INGENIERO EN SISTEMAS Y EXPERTO EN HACKING ÉTICO

Marvin G. Soto: ”Los ciberdelincuentes saben que diciembre es el mejor mes” 

Por: Gérman Gómez 

El experto costarricense en ciberseguridad Marvin G. Soto resaltó que la privacidad digital es hoy el derecho más vulnerado y el riesgo más ignorado por los usuarios. Destacó tres alertas clave: el exceso de exposición, el aumento de ataques en diciembre y la brecha generacional que agrava la vulnerabilidad digital de miles de familias. 

Hoy en día, las personas comparten cada detalle en redes sociales. Soto advirtió que la desinformación, ciertos patrones de comportamiento y la falta de educación digital crean un entorno ideal para ataques dirigidos y manipulaciones cada vez más sofisticadas. 

¿Cuáles son los peligros de publicar todo en internet? 

—La privacidad es el derecho más pisoteado, pese a ser fundamental. Pagamos para defenderla. Producimos contenido que nos deja viviendo en una casa de cristal. Estamos expuestos a cualquiera que observe nuestras actividades digitales y a sistemas que analizan nuestros patrones. 

Migramos del mundo analógico al digital sin comprender riesgos. Digitalizamos todo y olvidamos cuidarnos. Usamos herramientas que simplifican la vida, pero no asumimos que debemos mantener seguridad igual que en la calle. Transformamos nuestra rutina sin entender lo que implica entregar datos sin ninguna protección. 

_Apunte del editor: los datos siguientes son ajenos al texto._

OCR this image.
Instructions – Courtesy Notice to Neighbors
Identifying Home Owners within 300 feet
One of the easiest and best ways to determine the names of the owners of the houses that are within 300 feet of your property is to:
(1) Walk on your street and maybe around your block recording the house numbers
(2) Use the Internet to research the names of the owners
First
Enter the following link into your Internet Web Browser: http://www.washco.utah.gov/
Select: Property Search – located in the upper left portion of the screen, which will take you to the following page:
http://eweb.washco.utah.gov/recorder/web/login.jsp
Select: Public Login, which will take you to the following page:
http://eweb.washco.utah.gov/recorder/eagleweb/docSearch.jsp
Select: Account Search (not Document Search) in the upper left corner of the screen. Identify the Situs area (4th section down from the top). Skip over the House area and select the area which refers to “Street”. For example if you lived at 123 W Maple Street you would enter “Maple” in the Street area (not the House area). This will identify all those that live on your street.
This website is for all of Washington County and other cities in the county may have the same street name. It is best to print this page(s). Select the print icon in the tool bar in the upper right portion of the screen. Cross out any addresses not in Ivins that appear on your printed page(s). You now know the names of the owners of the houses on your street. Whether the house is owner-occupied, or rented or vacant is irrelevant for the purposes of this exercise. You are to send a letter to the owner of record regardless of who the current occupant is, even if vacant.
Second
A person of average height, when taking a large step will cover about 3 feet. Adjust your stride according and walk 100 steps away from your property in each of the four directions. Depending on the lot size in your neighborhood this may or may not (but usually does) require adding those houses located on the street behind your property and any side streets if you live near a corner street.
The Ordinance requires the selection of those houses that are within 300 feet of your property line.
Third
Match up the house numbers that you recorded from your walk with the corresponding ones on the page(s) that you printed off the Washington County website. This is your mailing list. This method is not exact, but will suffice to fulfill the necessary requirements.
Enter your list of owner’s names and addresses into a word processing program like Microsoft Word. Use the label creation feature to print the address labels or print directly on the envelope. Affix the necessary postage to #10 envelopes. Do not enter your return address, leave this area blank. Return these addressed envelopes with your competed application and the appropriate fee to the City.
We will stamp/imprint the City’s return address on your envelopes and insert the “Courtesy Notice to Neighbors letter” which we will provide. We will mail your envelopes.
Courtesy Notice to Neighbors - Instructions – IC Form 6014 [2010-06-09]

¿Por qué el crecimiento acelerado de datos personales se vuelve riesgoso en fin de año? 

—En estas fechas incrementamos las compras, los viajes y la interacción en redes sociales. Eso significa que entregamos más datos sin darnos cuenta. Publicamos nuestras salidas, la casa vacía, los regalos, los destinos o los horarios. Vivimos en casas de cristal porque todo queda registrado en plataformas que absorben cada detalle.

Lo que parece una simple foto de celebración o un comentario sobre nuestras vacaciones también revela patrones. Dicen qué compramos, dónde estamos, con quién convivimos y qué hábitos repetimos. Toda esa información alimenta sistemas que aprenden, clasifican y segmentan, dejando a las personas expuestas a riesgos que no siempre comprenden. 

¿Cuáles son los riesgos más frecuentes para las familias? 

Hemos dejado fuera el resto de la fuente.